Hydraulic technology has been in use for a very long time. It is very reliable and well understood. The Tubing Retrievable Flow Control - Hydraulic (TRFC-H) is one component of the flow control valves technology that is based on technology from some 600 deepset safety valves that have been installed so it is very reliable. The TRFC-H itself has now been deployed in 30-40 wells worldwide, and many more applications for the technology have been identified. Of course, it must be deployed in combination with sensors to monitor production, transmission systems to get the data to surface, and dynamic models that turn the data into useful information. One of the biggest advantages of the TRFC-H is that it only requires a single control line. The tool is controlled and operated by coded pressure pulses over the single line. A problem in many older wellheads is the limited number of through-ports for control and monitor lines. Other hydraulic and electrical valves require multiple control lines, making them unsuitable for use in many wells.

Schlumberger started permanent downhole monitoring in 1973. That has evolved to an electrical control system, the TRFC-E. The application is when there are three or four different zones to produce multiple valves can be dropped on a single electrical cable. In fact it is possible to operate 260 different downhole "nodes" on a single twisted pair using our WellNET technology. It allows measurement of pressure, temperature, flow, etc. and control of multiple zones, either separately or commingled. The TRFC-E also has a single feed-through so it passes through a wellhead or production packer quite easily. In addition, the WellNET telemetry has been specially designed to operate in wells with ESPs, where inherently there is a lot of electrical "noise."

What other technologies complement IWS and how are they being positioned as a part of the total production optimization solutions package? In other words, what's new?
Schlumberger's sand control group is looking into the impact of integrating sand control with flow control. For example, fiber optics sensors can be pumped down the shunt tube of a gravel pack completion to measure internal and external flow around the pack. This was done for BP in Trinidad in a multiwell project that is ongoing today. Zones can be isolated using external casing packers in combination with flow control devices to try to even out production over the entire length of the screened completion. Another application is multilateral wells where two or more wells can link to a single motherboard. At surface the PhaseTester and PhaseWatcher tools make their measurements without the necessity to separate the oil, water and gas.
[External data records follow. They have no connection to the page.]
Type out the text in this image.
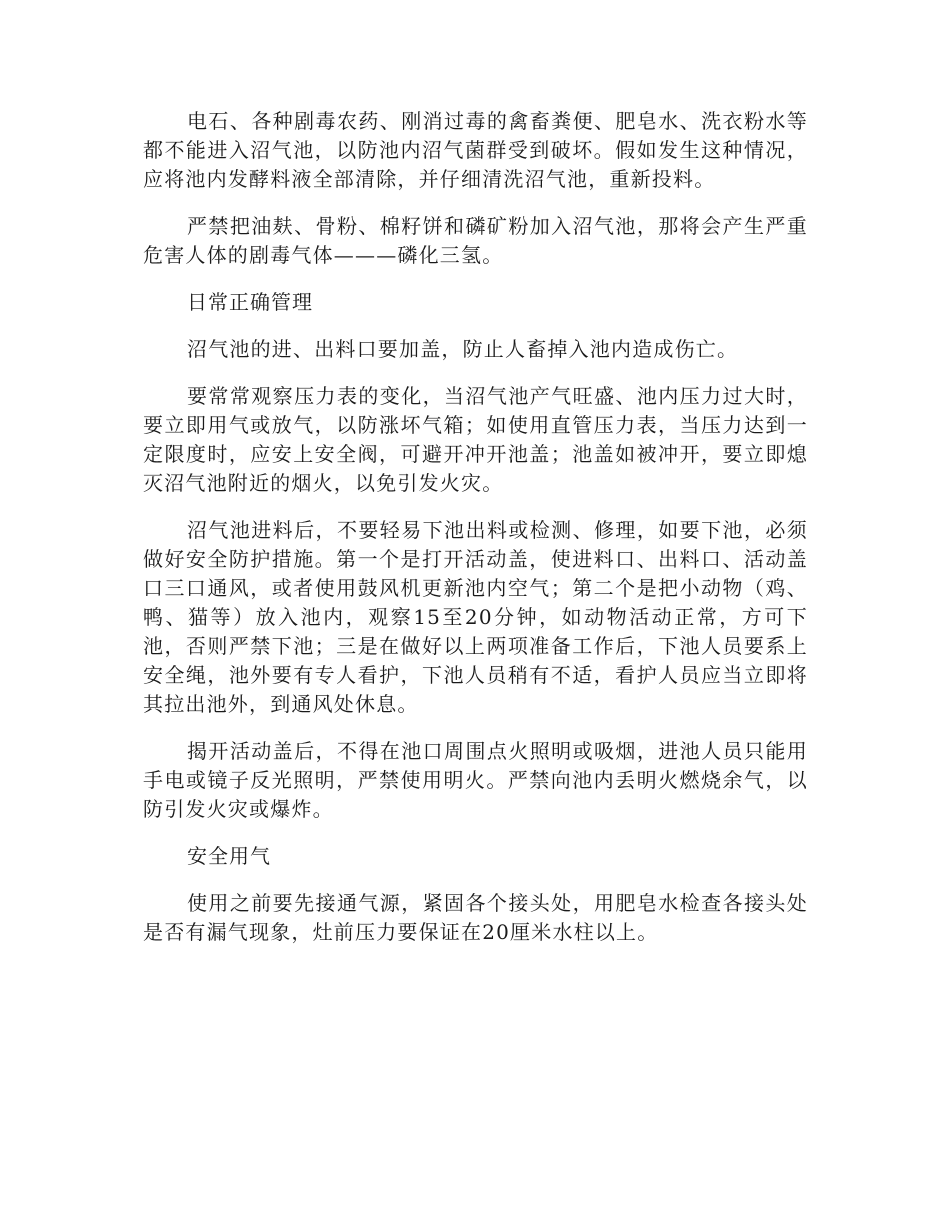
电石、各种剧毒农药、刚消过毒的禽畜粪便、肥皂水、洗衣粉水等都不能进入沼气池，以防池内沼气菌群受到破坏。假如发生这种情况，应将池内发酵料液全部清除，并仔细清洗沼气池，重新投料。

严禁把油麸、骨粉、棉籽饼和磷矿粉加入沼气池，那将会产生严重危害人体的剧毒气体———磷化三氢。

日常正确管理

沼气池的进、出料口要加盖，防止人畜掉入池内造成伤亡。

要常常观察压力表的变化，当沼气池产气旺盛、池内压力过大时，要立即用气或放气，以防涨坏气箱；如使用直管压力表，当压力达到一定限度时，应安上安全阀，可避开冲开池盖；池盖如被冲开，要立即熄灭沼气池附近的烟火，以免引发火灾。

沼气池进料后，不要轻易下池出料或检测、修理，如要下池，必须做好安全防护措施。第一个是打开活动盖，使进料口、出料口、活动盖口三口通风，或者使用鼓风机更新池内空气；第二个是把小动物（鸡、鸭、猫等）放入池内，观察15至20分钟，如动物活动正常，方可下池，否则严禁下池；三是在做好以上两项准备工作后，下池人员要系上安全绳，池外要有专人看护，下池人员稍有不适，看护人员应当立即将其拉出池外，到通风处休息。

揭开活动盖后，不得在池口周围点火照明或吸烟，进池人员只能用手电或镜子反光照明，严禁使用明火。严禁向池内丢明火燃烧余气，以防引发火灾或爆炸。

安全用气

使用之前要先接通气源，紧固各个接头处，用肥皂水检查各接头处是否有漏气现象，灶前压力要保证在20厘米水柱以上。
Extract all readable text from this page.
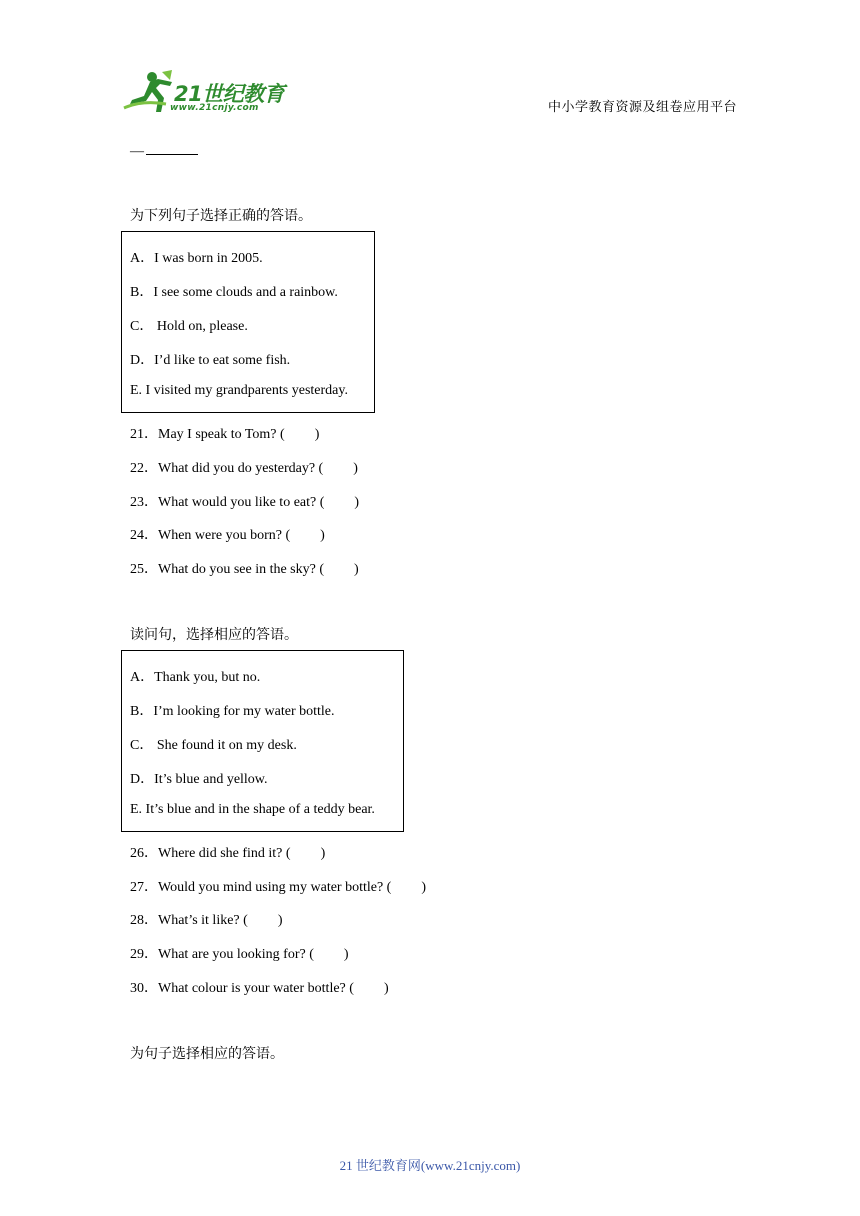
21世纪教育
www.21cnjy.com	中小学教育资源及组卷应用平台
—
为下列句子选择正确的答语。
A．I was born in 2005.
B．I see some clouds and a rainbow.
C． Hold on, please.
D．I’d like to eat some fish.
E. I visited my grandparents yesterday.
21．May I speak to Tom? ( )
22．What did you do yesterday? ( )
23．What would you like to eat? ( )
24．When were you born? ( )
25．What do you see in the sky? ( )
读问句，选择相应的答语。
A．Thank you, but no.
B．I’m looking for my water bottle.
C． She found it on my desk.
D．It’s blue and yellow.
E. It’s blue and in the shape of a teddy bear.
26．Where did she find it? ( )
27．Would you mind using my water bottle? ( )
28．What’s it like? ( )
29．What are you looking for? ( )
30．What colour is your water bottle? ( )
为句子选择相应的答语。
21 世纪教育网(www.21cnjy.com)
Where do you see the IWS market going, what are the challenges? The opportunities?
There are many opportunities across a wide spectrum of applications whether it is production optimization, interventionless applications, or subsea developments, which are 5 to7 year projects and are very complex in terms of architecture. In addition to subsea surface facilities and onshore terminals must be considered. Brownfields are opening up and we're now going into areas where economics never permitted us to go before. Flow control is opening up all these markets. However, one of the biggest benefits of advanced completions is that they provide hard data on which to base performance metrics. These in turn allow service providers to accept more risk, which can reduce the customer's up-front investment.